Ports have since responded with a flurry of upgrading activity, particularly in the last couple of years. Software-run risk management systems can narrow the focus of inspections by identifying high-risk containers judging by the port and company of origin, and x-ray and gamma-ray screening can reduce the need to open containers. Serbia, the best performer according to the report, cut its inspection rates from 100 per cent of shipments to 8 per cent, and reduced the time for importers to clear goods into the country from 44 days to 12.
"The interesting and rather surprising result was that improved security has in many cases made trading across borders faster, not slower," says Simeon Djankov, one of the report's authors. In poor countries, such as in most of Africa, bottlenecks in border crossings and shortages of equipment and staff to test food hygiene and other trade standards are reckoned to restrain exports much more than do trade tariffs. Despite recent improvements in ports such as Accra in Ghana, Africa remains the most difficult continent in which to trade.
Better risk management has often been accompanied by automation in other areas. Even in Pakistan, a country facing serious security concerns, the time taken for an import consignment to clear has been cut from 39 days to 19 by allowing shippers to file cargo declarations in advance and pay tariffs electronically. More generally, traders say, introducing electronic payment of tariffs and port fees reduces the potential for corrupt officials to exact bribes.
The Geneva-based United Nations Conference on Trade and Development (Unctad), which developed one of the first automated customs systems, says it has seen a marked increase in its use. "In Afghanistan, the authorities managed to track down and search all but 60 of 1,500 trucks that had entered the country for transit and then disappeared," says Taffere Tesfachew, chief of staff for Unctad's secretary-general.
Ironically, during this time multilateral talks just across Geneva at the World Trade Organisation failed to hardwire binding rules on streamlined customs into the global trading system. The "trade facilitation" part of the so-called Doha round, although itself progressing well, was suspended in July along with the rest of the negotiations after a deadlock in talks over farm and goods trade.
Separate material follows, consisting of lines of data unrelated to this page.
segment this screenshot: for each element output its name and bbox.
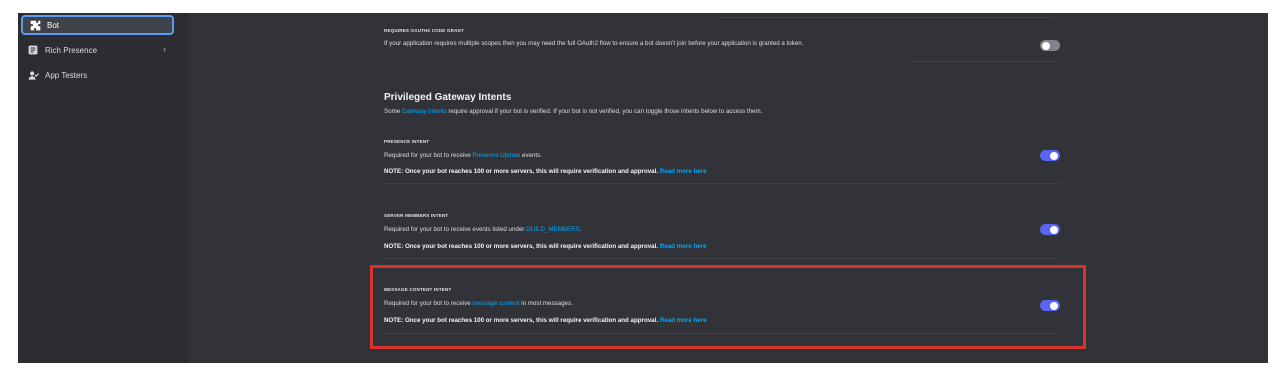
desc-text: Required for your bot to receive <box>384 152 473 159</box>
presence-intent-toggle[interactable] <box>1040 150 1060 161</box>
divider <box>718 17 1053 18</box>
sidebar-item-label: App Testers <box>45 70 88 80</box>
document-icon <box>27 44 39 56</box>
divider <box>384 183 1060 184</box>
note-text: NOTE: Once your bot reaches 100 or more … <box>384 168 660 175</box>
toggle-knob <box>1050 225 1058 234</box>
server-members-intent-description: Required for your bot to receive events … <box>384 226 581 233</box>
toggle-knob <box>1042 41 1050 50</box>
oauth-grant-description: If your application requires multiple sc… <box>384 40 804 47</box>
sidebar: Bot Rich Presence › App Testers <box>18 13 188 363</box>
oauth-grant-toggle[interactable] <box>1040 40 1060 51</box>
presence-intent-note: NOTE: Once your bot reaches 100 or more … <box>384 168 707 175</box>
presence-intent-label: PRESENCE INTENT <box>384 139 430 144</box>
divider <box>384 258 1060 259</box>
subtitle-text-post: require approval if your bot is verified… <box>446 108 763 115</box>
guild-members-link[interactable]: GUILD_MEMBERS <box>526 226 580 233</box>
note-text: NOTE: Once your bot reaches 100 or more … <box>384 243 660 250</box>
desc-text: . <box>579 226 582 233</box>
user-check-icon <box>27 69 39 81</box>
server-members-intent-label: SERVER MEMBERS INTENT <box>384 213 449 218</box>
gateway-intents-link[interactable]: Gateway Intents <box>402 108 447 115</box>
section-subtitle: Some Gateway Intents require approval if… <box>384 108 762 115</box>
read-more-link[interactable]: Read more here <box>660 168 707 175</box>
toggle-knob <box>1050 151 1058 160</box>
desc-text: events. <box>520 152 542 159</box>
sidebar-item-label: Rich Presence <box>45 45 98 55</box>
highlight-box <box>370 265 1086 349</box>
subtitle-text-pre: Some <box>384 108 402 115</box>
read-more-link[interactable]: Read more here <box>660 243 707 250</box>
server-members-intent-note: NOTE: Once your bot reaches 100 or more … <box>384 243 707 250</box>
sidebar-item-bot[interactable]: Bot <box>21 15 174 35</box>
section-title: Privileged Gateway Intents <box>384 92 512 103</box>
server-members-intent-toggle[interactable] <box>1040 224 1060 235</box>
sidebar-item-label: Bot <box>47 20 60 30</box>
puzzle-icon <box>29 19 41 31</box>
desc-text: Required for your bot to receive events … <box>384 226 527 233</box>
sidebar-item-rich-presence[interactable]: Rich Presence › <box>21 40 174 60</box>
chevron-right-icon: › <box>163 44 166 54</box>
presence-update-link[interactable]: Presence Update <box>472 152 520 159</box>
presence-intent-description: Required for your bot to receive Presenc… <box>384 152 542 159</box>
oauth-grant-label: REQUIRES OAUTH2 CODE GRANT <box>384 28 464 33</box>
sidebar-item-app-testers[interactable]: App Testers <box>21 65 174 85</box>
divider <box>910 61 1060 62</box>
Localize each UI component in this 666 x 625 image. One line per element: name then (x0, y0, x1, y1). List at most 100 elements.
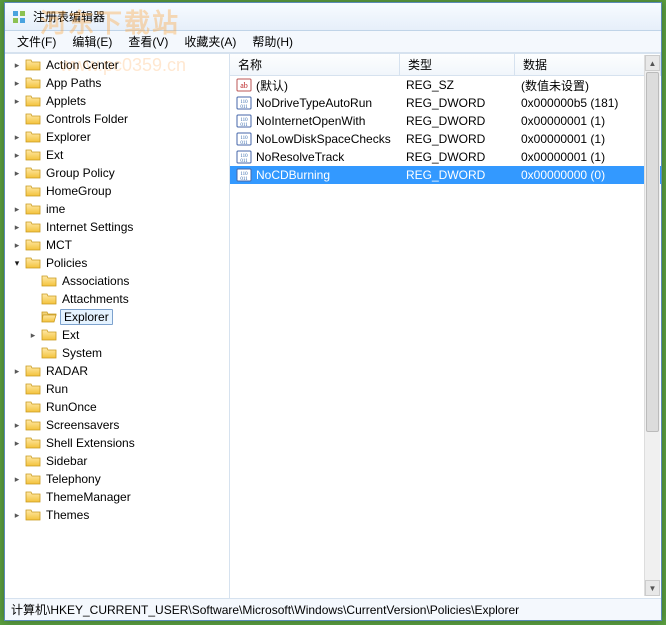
folder-icon (25, 111, 41, 127)
value-row[interactable]: NoDriveTypeAutoRunREG_DWORD0x000000b5 (1… (230, 94, 661, 112)
tree-node-label: Action Center (44, 58, 121, 72)
expander-icon[interactable]: ▸ (27, 329, 39, 341)
folder-icon (25, 219, 41, 235)
value-data: (数值未设置) (515, 77, 661, 94)
menu-edit[interactable]: 编辑(E) (64, 31, 120, 52)
expander-icon[interactable]: ▸ (11, 473, 23, 485)
expander-icon[interactable]: ▸ (11, 509, 23, 521)
folder-icon (25, 453, 41, 469)
tree-node-label: Themes (44, 508, 91, 522)
tree-node[interactable]: Associations (25, 272, 229, 290)
value-row[interactable]: NoCDBurningREG_DWORD0x00000000 (0) (230, 166, 661, 184)
expander-icon[interactable]: ▸ (11, 365, 23, 377)
tree-node-label: ime (44, 202, 67, 216)
folder-icon (41, 273, 57, 289)
tree-node[interactable]: ▸Telephony (9, 470, 229, 488)
expander-icon[interactable]: ▸ (11, 131, 23, 143)
tree-node[interactable]: Sidebar (9, 452, 229, 470)
value-data: 0x00000000 (0) (515, 168, 661, 182)
list-header: 名称 类型 数据 (230, 54, 661, 76)
tree-node[interactable]: Attachments (25, 290, 229, 308)
expander-icon[interactable]: ▾ (11, 257, 23, 269)
expander-icon (11, 455, 23, 467)
value-row[interactable]: NoInternetOpenWith REG_DWORD0x00000001 (1… (230, 112, 661, 130)
expander-icon[interactable]: ▸ (11, 437, 23, 449)
menubar: 文件(F) 编辑(E) 查看(V) 收藏夹(A) 帮助(H) (5, 31, 661, 53)
col-header-data[interactable]: 数据 (515, 54, 661, 75)
tree-node[interactable]: HomeGroup (9, 182, 229, 200)
menu-view[interactable]: 查看(V) (120, 31, 176, 52)
expander-icon[interactable]: ▸ (11, 221, 23, 233)
value-data: 0x00000001 (1) (515, 150, 661, 164)
expander-icon[interactable]: ▸ (11, 239, 23, 251)
value-type: REG_DWORD (400, 168, 515, 182)
tree-node[interactable]: ▸ ime (9, 200, 229, 218)
tree-node-label: Ext (60, 328, 81, 342)
tree-node[interactable]: ▸ Internet Settings (9, 218, 229, 236)
expander-icon[interactable]: ▸ (11, 95, 23, 107)
tree-pane[interactable]: ▸ Action Center ▸App Paths▸AppletsControls… (5, 54, 230, 598)
tree-node[interactable]: RunOnce (9, 398, 229, 416)
tree-node-label: Run (44, 382, 70, 396)
tree-node[interactable]: ThemeManager (9, 488, 229, 506)
menu-help[interactable]: 帮助(H) (244, 31, 301, 52)
value-type: REG_DWORD (400, 114, 515, 128)
scroll-thumb[interactable] (646, 72, 659, 432)
tree-node[interactable]: ▸Applets (9, 92, 229, 110)
value-name: (默认) (256, 77, 288, 94)
expander-icon (27, 293, 39, 305)
tree-node[interactable]: ▸MCT (9, 236, 229, 254)
tree-node[interactable]: ▸RADAR (9, 362, 229, 380)
window-title: 注册表编辑器 (33, 8, 105, 25)
scroll-down-button[interactable]: ▼ (645, 580, 660, 596)
scrollbar-vertical[interactable]: ▲ ▼ (644, 55, 660, 596)
col-header-name[interactable]: 名称 (230, 54, 400, 75)
tree-node[interactable]: ▸Group Policy (9, 164, 229, 182)
tree-node[interactable]: ▸ Action Center (9, 56, 229, 74)
tree-node[interactable]: ▸ Ext (25, 326, 229, 344)
value-row[interactable]: (默认)REG_SZ(数值未设置) (230, 76, 661, 94)
tree-node[interactable]: ▸Explorer (9, 128, 229, 146)
col-header-type[interactable]: 类型 (400, 54, 515, 75)
expander-icon[interactable]: ▸ (11, 203, 23, 215)
scroll-up-button[interactable]: ▲ (645, 55, 660, 71)
expander-icon[interactable]: ▸ (11, 167, 23, 179)
folder-icon (25, 201, 41, 217)
tree-node[interactable]: ▸Screensavers (9, 416, 229, 434)
expander-icon[interactable]: ▸ (11, 149, 23, 161)
menu-file[interactable]: 文件(F) (9, 31, 64, 52)
expander-icon[interactable]: ▸ (11, 419, 23, 431)
tree-node[interactable]: Explorer (25, 308, 229, 326)
expander-icon[interactable]: ▸ (11, 77, 23, 89)
folder-icon (25, 75, 41, 91)
value-list-pane[interactable]: 名称 类型 数据 (默认)REG_SZ(数值未设置)NoDriveTypeAut… (230, 54, 661, 598)
content-split: ▸ Action Center ▸App Paths▸AppletsControls… (5, 53, 661, 598)
expander-icon (11, 383, 23, 395)
value-data: 0x00000001 (1) (515, 114, 661, 128)
binary-value-icon (236, 95, 252, 111)
binary-value-icon (236, 167, 252, 183)
folder-icon (25, 183, 41, 199)
folder-icon (25, 471, 41, 487)
menu-favorites[interactable]: 收藏夹(A) (176, 31, 244, 52)
binary-value-icon (236, 131, 252, 147)
tree-node[interactable]: ▸Shell Extensions (9, 434, 229, 452)
folder-icon (25, 363, 41, 379)
registry-editor-window: 注册表编辑器 文件(F) 编辑(E) 查看(V) 收藏夹(A) 帮助(H) ▸A… (4, 2, 662, 621)
value-name: NoInternetOpenWith (256, 114, 365, 128)
tree-node-label: Internet Settings (44, 220, 135, 234)
tree-node[interactable]: Run (9, 380, 229, 398)
tree-node[interactable]: ▸ Themes (9, 506, 229, 524)
folder-icon (25, 507, 41, 523)
value-row[interactable]: NoResolveTrackREG_DWORD0x00000001 (1) (230, 148, 661, 166)
tree-node[interactable]: ▾Policies (9, 254, 229, 272)
value-row[interactable]: NoLowDiskSpaceChecksREG_DWORD0x00000001 … (230, 130, 661, 148)
titlebar[interactable]: 注册表编辑器 (5, 3, 661, 31)
expander-icon[interactable]: ▸ (11, 59, 23, 71)
tree-node[interactable]: Controls Folder (9, 110, 229, 128)
expander-icon (11, 401, 23, 413)
tree-node[interactable]: ▸Ext (9, 146, 229, 164)
folder-icon (25, 255, 41, 271)
tree-node[interactable]: System (25, 344, 229, 362)
tree-node[interactable]: ▸App Paths (9, 74, 229, 92)
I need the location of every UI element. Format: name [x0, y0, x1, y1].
Mr Djankov says that while some regional trade pacts such as the Central American Free Trade Agreement (Cafta) appeared to have spurred changes in border procedures, not one of the dozens of respondents interviewed for the report mentioned Doha.
Parallel to Doha, rich donor countries have promised to redirect some of their aid budgets towards an as yet loosely defined "aid for trade" package. But Mr Djankov notes that streamlining customs procedures is a quick win, or at least a cheap win, for developing countries. The political cost of taking away jobs and bribery opportunities from customs officials is generally far more onerous than the fiscal costs of installing automated replacements.
The risk management software itself costs little or nothing - Unctad provides it free and supplies technical help with installation - and telecoms and other equipment to support it generally cost only Dollars 1m-Dollars 2m for an average developing country. X-ray and gamma screening equipment is more expensive, costing Dollars 15-Dollars 35m, but poor countries can often get the bill paid by the World Bank or other donors.
"These reforms spread quickly from one country to another because they are cheap and easy to replicate," Mr Djankov says. "
Beyond this, improving physical trade infrastructure gets more expensive: it costs an average of Dollars 125,000 to upgrade a kilometre of road from dirt to asphalt in Africa, for example. But on the strength of this report, opportunities remain for quick and cheap gains in building swifter trading across the developing world.